Und er hat es geschafft. Natürlich ist er stolz auf seine Leistung, doch Komplimente
wehrt er ab mit typisch chinesischer Bescheidenheit: „Nicht der Rede wert.“
Wer
heute in China die richtige Idee hat und sich das dafür nötige Wissen aneignet,
hat schon fast gewonnen. China ein Land der unbegrenzten Möglichkeiten? Wer
die Erfolgsstorys junger chinesischer Unternehmer liest, bekommt diesen Eindruck.
Zhao
Jie hat den Markt der pflanzlichen Präparate für sich entdeckt. Neu ist dieser
Markt in China zwar nicht, denn die traditionelle chinesische Medizin bedient
ihn seit Jahrtausenden, doch mit moderner Technik lassen sich heute Präparate
anfertigen, welche die Erfahrungen der alten chinesischen Medizinmischer mit nur
weitaus effektiveren Resultaten nutzen.
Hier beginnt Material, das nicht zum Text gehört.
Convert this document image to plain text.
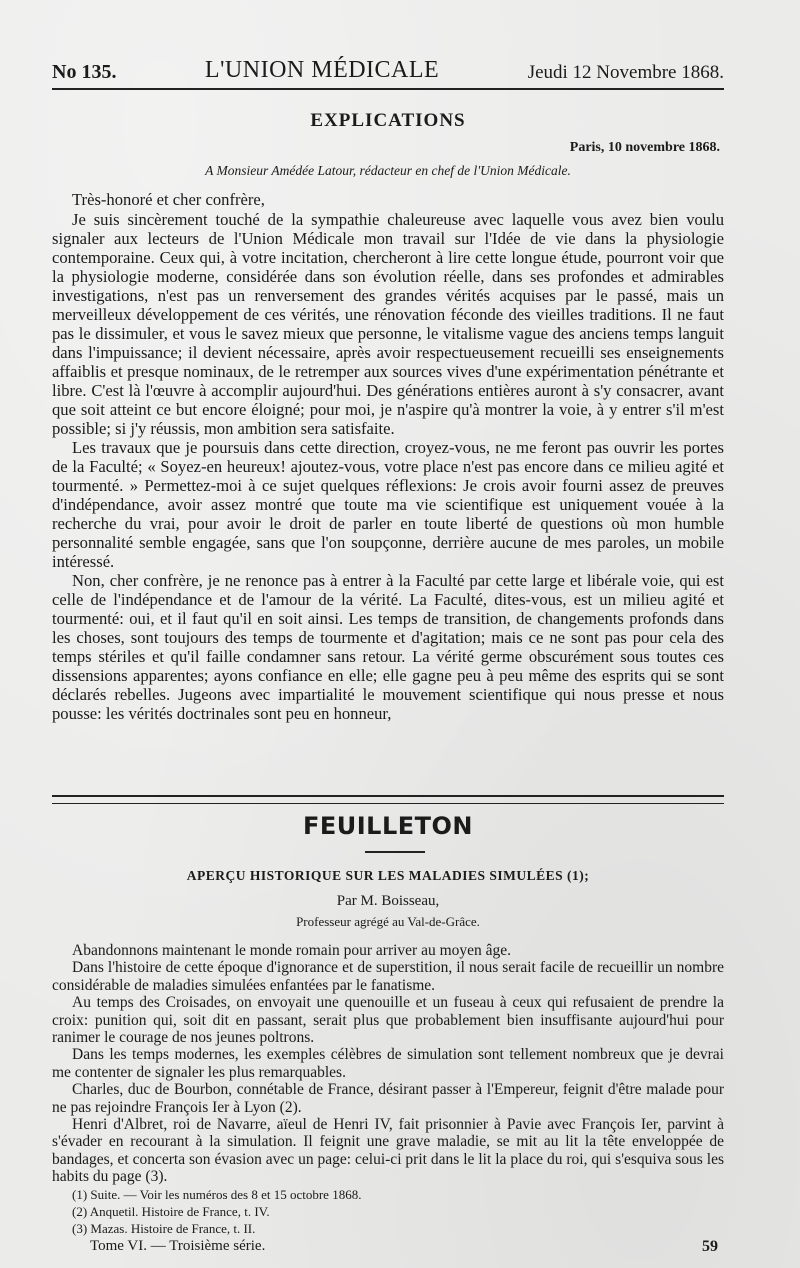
No 135.	L'UNION MÉDICALE	Jeudi 12 Novembre 1868.
EXPLICATIONS
Paris, 10 novembre 1868.
A Monsieur Amédée Latour, rédacteur en chef de l'Union Médicale.

Très-honoré et cher confrère,

Je suis sincèrement touché de la sympathie chaleureuse avec laquelle vous avez bien voulu signaler aux lecteurs de l'Union Médicale mon travail sur l'Idée de vie dans la physiologie contemporaine. Ceux qui, à votre incitation, chercheront à lire cette longue étude, pourront voir que la physiologie moderne, considérée dans son évolution réelle, dans ses profondes et admirables investigations, n'est pas un renversement des grandes vérités acquises par le passé, mais un merveilleux développement de ces vérités, une rénovation féconde des vieilles traditions. Il ne faut pas le dissimuler, et vous le savez mieux que personne, le vitalisme vague des anciens temps languit dans l'impuissance; il devient nécessaire, après avoir respectueusement recueilli ses enseignements affaiblis et presque nominaux, de le retremper aux sources vives d'une expérimentation pénétrante et libre. C'est là l'œuvre à accomplir aujourd'hui. Des générations entières auront à s'y consacrer, avant que soit atteint ce but encore éloigné; pour moi, je n'aspire qu'à montrer la voie, à y entrer s'il m'est possible; si j'y réussis, mon ambition sera satisfaite.

Les travaux que je poursuis dans cette direction, croyez-vous, ne me feront pas ouvrir les portes de la Faculté; « Soyez-en heureux! ajoutez-vous, votre place n'est pas encore dans ce milieu agité et tourmenté. » Permettez-moi à ce sujet quelques réflexions: Je crois avoir fourni assez de preuves d'indépendance, avoir assez montré que toute ma vie scientifique est uniquement vouée à la recherche du vrai, pour avoir le droit de parler en toute liberté de questions où mon humble personnalité semble engagée, sans que l'on soupçonne, derrière aucune de mes paroles, un mobile intéressé.

Non, cher confrère, je ne renonce pas à entrer à la Faculté par cette large et libérale voie, qui est celle de l'indépendance et de l'amour de la vérité. La Faculté, dites-vous, est un milieu agité et tourmenté: oui, et il faut qu'il en soit ainsi. Les temps de transition, de changements profonds dans les choses, sont toujours des temps de tourmente et d'agitation; mais ce ne sont pas pour cela des temps stériles et qu'il faille condamner sans retour. La vérité germe obscurément sous toutes ces dissensions apparentes; ayons confiance en elle; elle gagne peu à peu même des esprits qui se sont déclarés rebelles. Jugeons avec impartialité le mouvement scientifique qui nous presse et nous pousse: les vérités doctrinales sont peu en honneur,

FEUILLETON
APERÇU HISTORIQUE SUR LES MALADIES SIMULÉES (1);
Par M. Boisseau,
Professeur agrégé au Val-de-Grâce.

Abandonnons maintenant le monde romain pour arriver au moyen âge.

Dans l'histoire de cette époque d'ignorance et de superstition, il nous serait facile de recueillir un nombre considérable de maladies simulées enfantées par le fanatisme.

Au temps des Croisades, on envoyait une quenouille et un fuseau à ceux qui refusaient de prendre la croix: punition qui, soit dit en passant, serait plus que probablement bien insuffisante aujourd'hui pour ranimer le courage de nos jeunes poltrons.

Dans les temps modernes, les exemples célèbres de simulation sont tellement nombreux que je devrai me contenter de signaler les plus remarquables.

Charles, duc de Bourbon, connétable de France, désirant passer à l'Empereur, feignit d'être malade pour ne pas rejoindre François Ier à Lyon (2).

Henri d'Albret, roi de Navarre, aïeul de Henri IV, fait prisonnier à Pavie avec François Ier, parvint à s'évader en recourant à la simulation. Il feignit une grave maladie, se mit au lit la tête enveloppée de bandages, et concerta son évasion avec un page: celui-ci prit dans le lit la place du roi, qui s'esquiva sous les habits du page (3).

(1) Suite. — Voir les numéros des 8 et 15 octobre 1868.

(2) Anquetil. Histoire de France, t. IV.

(3) Mazas. Histoire de France, t. II.

Tome VI. — Troisième série.	59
So werden z. B. aus einer Substanz, gewonnen
aus dem in Südchina wuchernden Bambus, Kapseln gegen Bluthochdruck hergestellt,
gegen ein auch in China inzwischen weitverbreitetes und aufgrund falscher Ernährung
meist selbstverschuldetes Leiden. Aus den Früchten des Gingko wird ein auf tibetischen
Erfahrungen basierendes Mittel gegen Kopfschmerzen produziert, das zugleich die
Beschwernisse der Alzheimerschen Krankheit erleichtern soll. Und die Pollen der
Blüten von Kiefern werden zu einem wirksamen Mittel gegen Verdauungsprobleme verarbeitet.
So gibt es Dutzende von Präparaten, teils neuartige und teils auf alte Rezepturen
sich beziehende, auf die, glaubt Zhao Jie, ein riesiger chinesischer Markt wartet.
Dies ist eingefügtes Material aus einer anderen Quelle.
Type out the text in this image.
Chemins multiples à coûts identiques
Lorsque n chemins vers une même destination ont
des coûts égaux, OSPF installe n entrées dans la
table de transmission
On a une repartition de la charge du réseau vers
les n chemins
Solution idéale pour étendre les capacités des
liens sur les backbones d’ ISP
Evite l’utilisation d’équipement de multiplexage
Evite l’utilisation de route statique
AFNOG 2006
Und auch das Ausland sei, wie er in Deutschland erfahren habe, sehr empfänglich
für Heilmittel aus dem Fernen Osten.
Clever, wie viele
der in der chinesischen Marktwirtschaft aufgewachsene junge Chinesen sind, hat
Zhao Jie seinen jährlichen Heimaturlaub während der Studienjahre in
Deutschland zu Kontaktaufnahmen mit diversen Unternehmen genutzt. Mit dem Hongkonger
Konzern Dong Hai, der auf dem Markt für pflanzliche Produkte ein zunehmend gewichtiges
Wort mitredet, wurde er schließlich handelseinig. Jetzt ist Zhao Jie dabei,
in China den Vertrieb für die Erzeugnisse der Hongkonger Zentrale aufzubauen und
zugleich Möglichkeiten eigener Produktionen auszuloten. Dafür sucht er noch
Geschäftspartner, am liebsten solche aus Deutschland. (Kontaktadresse: bjdht@yahoo.com.cn)
Die
Ernährungswissenschaft ist ein Thema, mit dem im Übrigen die ganze Familie
Zhao sich beschäftigt. Zhao Jies Vater, Prof. Zhao Lin, und auch die Mutter
sind in Peking auf diesem Gebiet tätig. Beide waren schon mehrfach in Deutschland,
wo sie jeweils mit ihrem Fachkollegen Prof. Manfred Kirchgässner in Freising
zusammengearbeitet hatten. Prof. Zhao ist außerdem Verfasser eines Buchs,
das die gesammelten Erfahrungen eines Lebens im Dienst der Wissenschaft von der
richtigen Ernährung beinhaltet. In einer Zeit, in der Fastfood und Softdrinks
auch in China ihr Unheil anrichten, unübersehbar an der wachsenden Zahl dicker
Menschen, ein wichtiges Buch. Doch weil sich der Mensch in der Regel so ungern
belehren lässt, werden die ernährungsbedingten Krankheiten auch in China
weiter zunehmen. Und damit der Bedarf an Heilmitteln.